Special exporters from 3D platforms like Unity and Unreal are necessary to free content creators from manual adaptations to the loading scripts.

Isolated Frame

With this solution, content experiences are web pages that are referenced from the SCD service by URL. To present a given experience to a user, a client application loads the web page within a transparent frame (e.g. an iframe for web client applications, WKWebView for iOS native clients, or WebView for Android native clients) and displays that frame over the camera background. At 30 FPS (or higher), the client application sends camera projection and 3D pose matrices for the current tracked origin where the content should appear into the content experience via a message passing channel. Content experiences apply that data to whichever 3D platform / camera abstraction they choose to use.

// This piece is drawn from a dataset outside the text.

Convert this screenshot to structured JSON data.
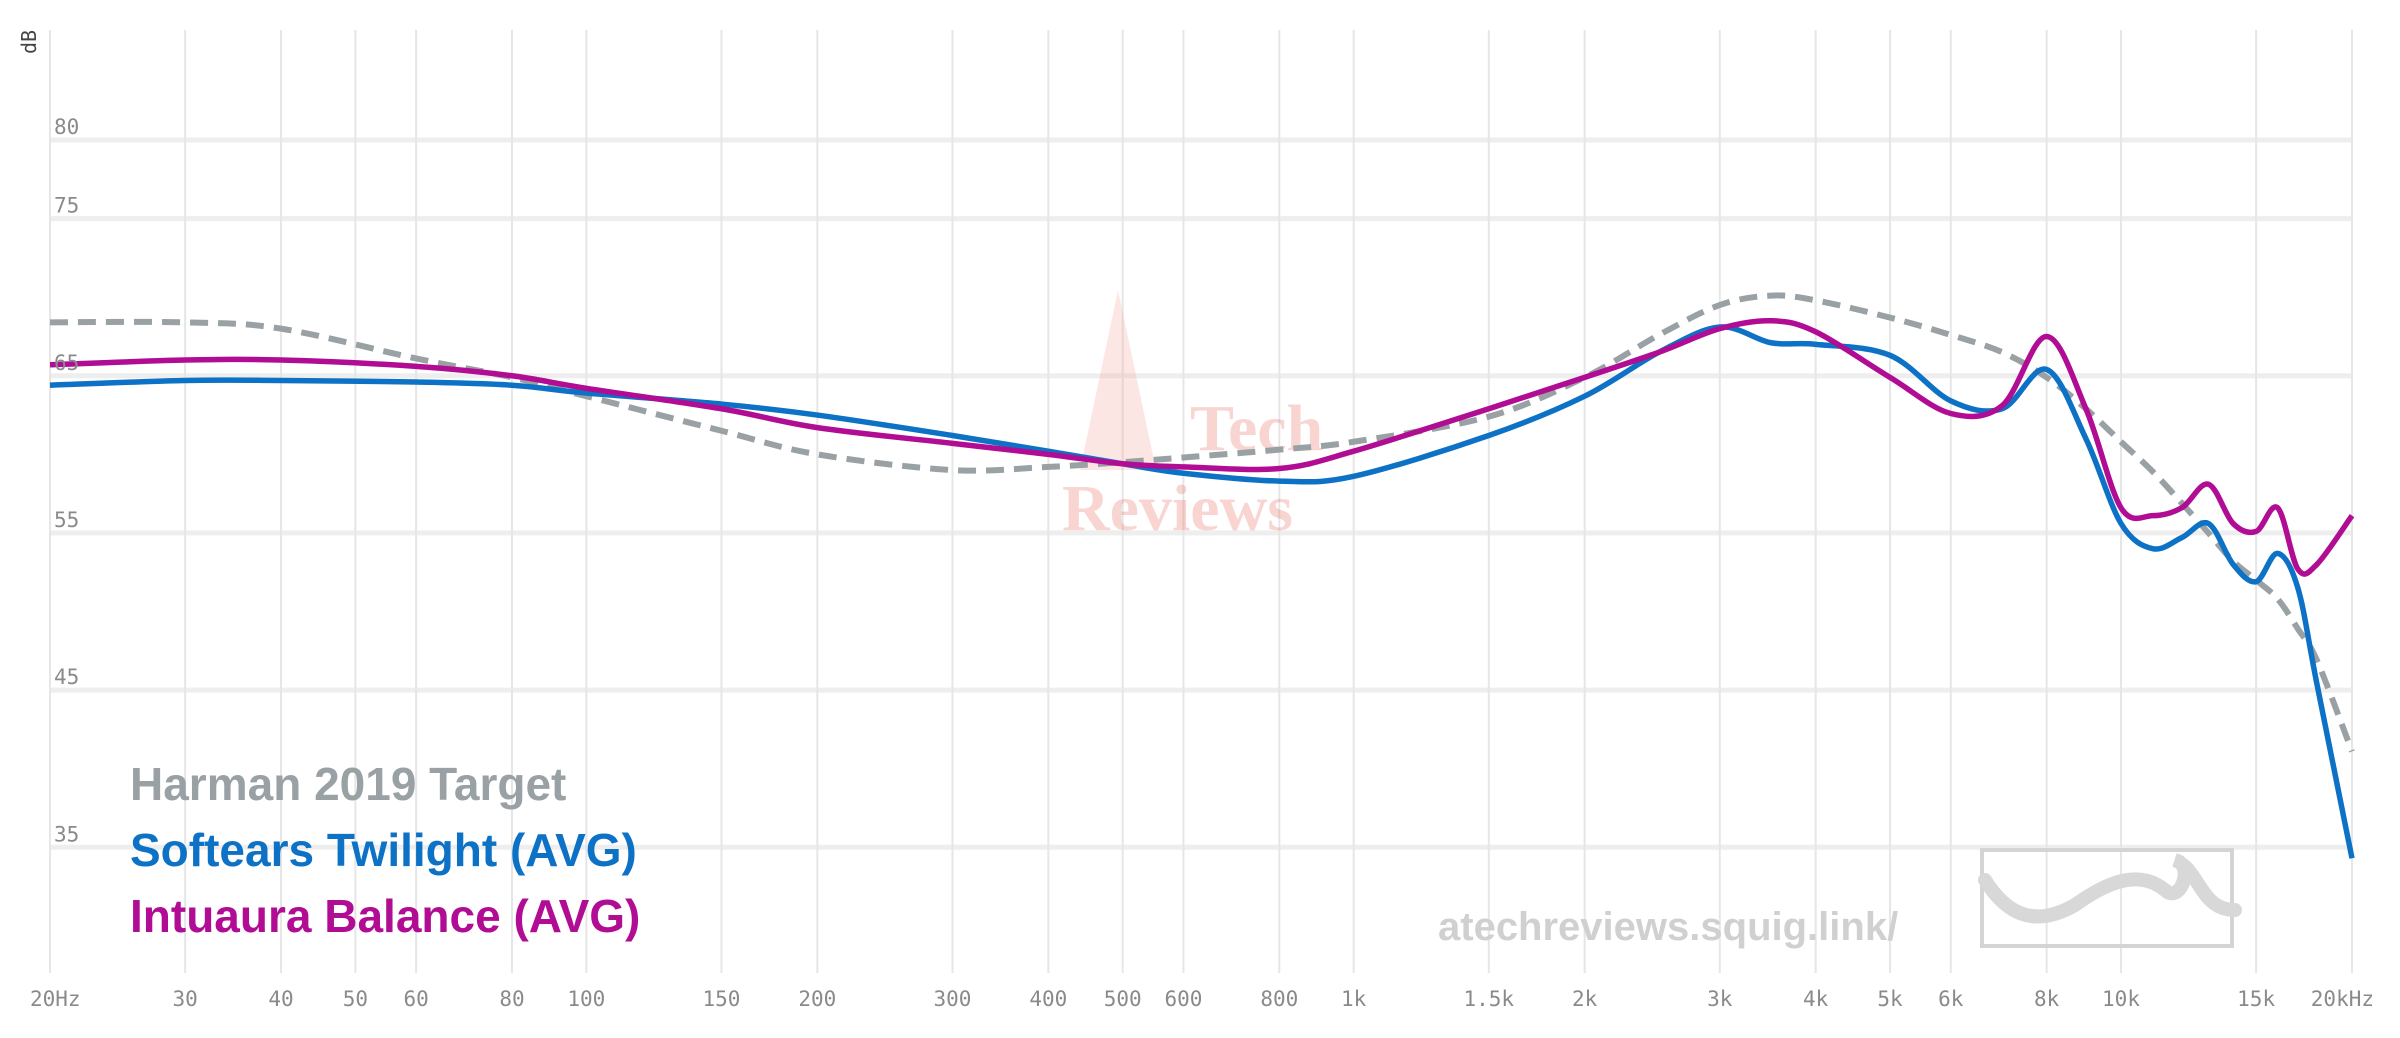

In some ways this is a combination of the two other alternatives. As with an embedded platform approach, the user stays within the client application; however like the link out option, the web is leveraged as the underlying runtime environment for content. This proposal therefore defines a communication channel (to message data into and out of content experiences) rather than a new runtime environment itself.

Pros

Users remain within the client application while engaging with AR content and thus AR sessions are maintained between content experiences and client applications.
The client application handles localisation and tracking on behalf of content.
Users only have to provide camera and device motion access permissions once.
The content experience is responsible for all 3D rendering (with the exception of the camera) and interactivity, resulting in a high level of flexibility.
All existing web APIs are available for use by content experiences, as are emerging APIs as they’re supported by the web browser.
Operating systems and browsers provide strong process isolation mechanisms for frames such that content experiences are fully isolated from each other and the client application.
Existing content development environments and ecosystems that target the web can be leveraged.
Content experiences can use normal HTML/CSS for additional UI should they wish to.

Cons

Message passing channels are asynchronous so there may be latency/lag between the camera image and the content. There may be ways to mitigate this.
Since the client application is still responsible for rendering the camera, experiences that apply effects to the camera image itself are not possible.
Plugins or libraries for the 3D platforms leveraged by content experiences are necessary in order to listen for projection/pose messages and apply those to the platform’s camera abstraction. It may be possible to implement this as a WebXR polyfill.